Reference (See Data 2)/Provenance - Source of specimen. Data was collected from observations of live animals observed in the wild (vicinity of Traverse City, MI, or Stanford, CA) or captivity (GT Butterfly House & Bug Zoo in Williamsburg, MI) and from specimens illustrated in the literature. Long-form versions of references are provided separately in file Data 2.
Data_2_-_References_for_Body_Size_Measurements.docx
Complete long-form reference list for body size measurements taken from the literature.
Data_3_-_Tree_File_for_Phylogenetic_Regression.nex
NEXUS file for the phylogenetic tree used in the phylogenetic general linear regression models.

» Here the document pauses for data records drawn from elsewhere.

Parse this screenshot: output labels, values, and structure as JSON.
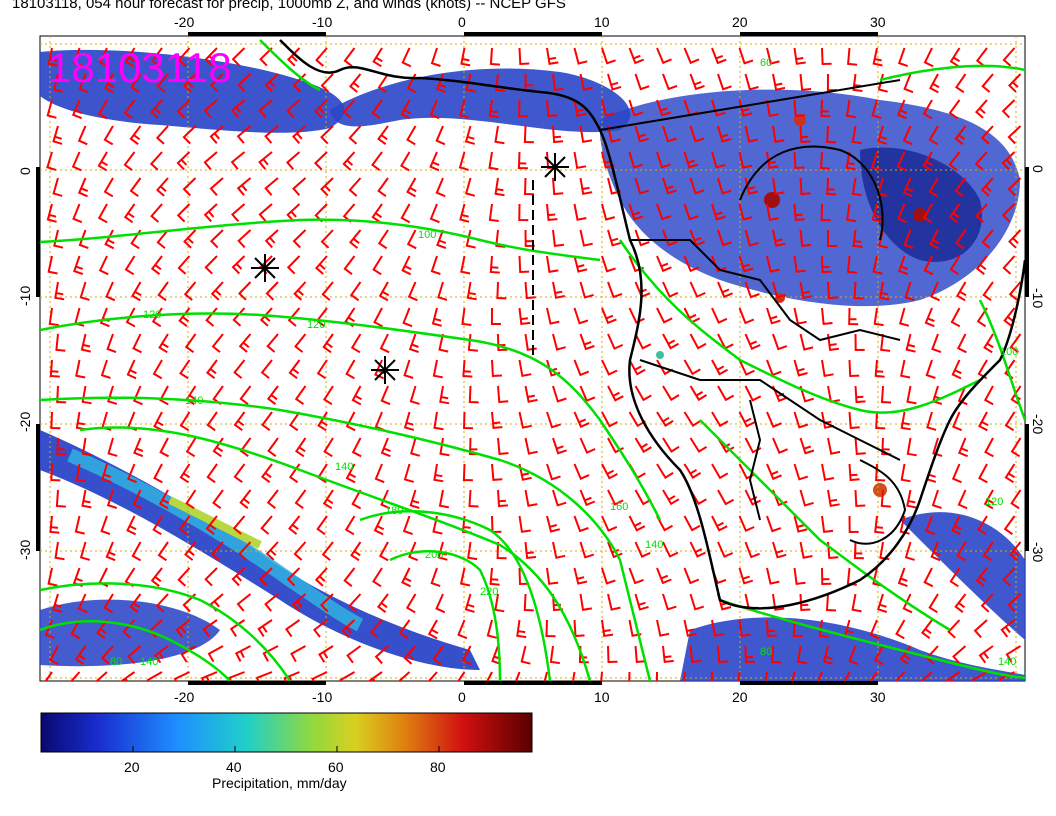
{
  "title": "18103118, 054 hour forecast for precip, 1000mb Z, and winds (knots) -- NCEP GFS",
  "stamp": "18103118",
  "map": {
    "lon_ticks": [
      "-20",
      "-10",
      "0",
      "10",
      "20",
      "30"
    ],
    "lat_ticks": [
      "0",
      "-10",
      "-20",
      "-30"
    ],
    "contour_labels": [
      "60",
      "100",
      "120",
      "120",
      "140",
      "140",
      "160",
      "180",
      "200",
      "220",
      "140",
      "80",
      "80",
      "100",
      "120",
      "140",
      "140"
    ],
    "colors": {
      "precip_low": "#1a2fa8",
      "precip_high": "#8b0000",
      "contour": "#00e000",
      "barb": "#ff0000",
      "coast": "#000000",
      "grid": "#d8a800"
    },
    "markers": [
      "asterisk",
      "asterisk",
      "asterisk"
    ]
  },
  "colorbar": {
    "label": "Precipitation, mm/day",
    "ticks": [
      "20",
      "40",
      "60",
      "80"
    ],
    "min": 0,
    "max": 100
  }
}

Data_4_-Data_for_Phylogenetic_Regression(Dependent_Habitat).csv
Table of habitats, leg postures, and other predictor variable states for all included taxa for use in phylogenetic general linear regression models with habitat as the dependent variable.
Column descriptions:
Taxon - The taxon represented by a tree tip in the phylogenetic regression analyses.
Feet - The leg posture (digitigrade or plantigrade) exhibited by members of the taxon.
Min Legs - The minimum number of walking legs exhibited by any member of the taxon.
Max Legs - The maximum number of walking legs exhibited by any member of the taxon.
Mean log leg count - Base ten logarithm of leg count averaged over all measured specimens included in the taxon. Corresponds to data values in file Data 1.
Habitat - Indicates whether the habitat of members of the taxon is aquatic (0) or terrestrial (1). This is the dependent variable used in the phylogenetic logistic regression that this file corresponds to; hence, it must be formatted numerically.
Cuticle - Indicates whether the cuticle of members of the taxon is mineralized or nonmineralized.
Mean log Body Length - Base ten logarithm of measured body length in millimeters, averaged over all measured specimens included in the taxon. Corresponds to data values in file Data 1.
Mean log Volume - Base ten logarithm of estimated body volume in cubic millimeters, averaged over all measured specimens included in the taxon. Corresponds to data values in file Data 1.
Mean log Volume Per Leg - Base ten logarithm of the ratio of estimated body volume to leg count, averaged over all measured specimens included in the taxon. Corresponds to data values in file Data 1.
Min Time Since Terrestrialization - The minimum time in millions of years since the taxon became terrestrialized; "0" for aquatic taxa.
**Data_5_-Data_for_Phylogenetic_Regression(Dependent_Posture).csv: The same as file Data 4, but reformatted for analyses that treat leg posture as the dependent variable. Formatting differences include a numerical value for the "Feet" variable (0 for digitigrade, 1 for plantigrade) and a categorical value for the "Habitat" variable (aquatic/terrestrial).
Data_6_-_R_Code_for_Phylogenetic_Regression.R: R code that performs phylogenetic general linear regressions using the hylolm package (Ho et al. 2014). Requires files Data 3, Data 4, and Data 5. Scorpions are removed from the data to avoid circular argumentation. Doing so does not meaningfully change the statistical results.
Data_7_-_Statistical_Results_Comparisons.xlsx: Tables of the statistical results generated by the code in file Data 6. The table on the first page is the same as Table S2 of the Supporting Information for the article. Additional tables contain the same data rearranged and colour-labelled for easy comparison between models.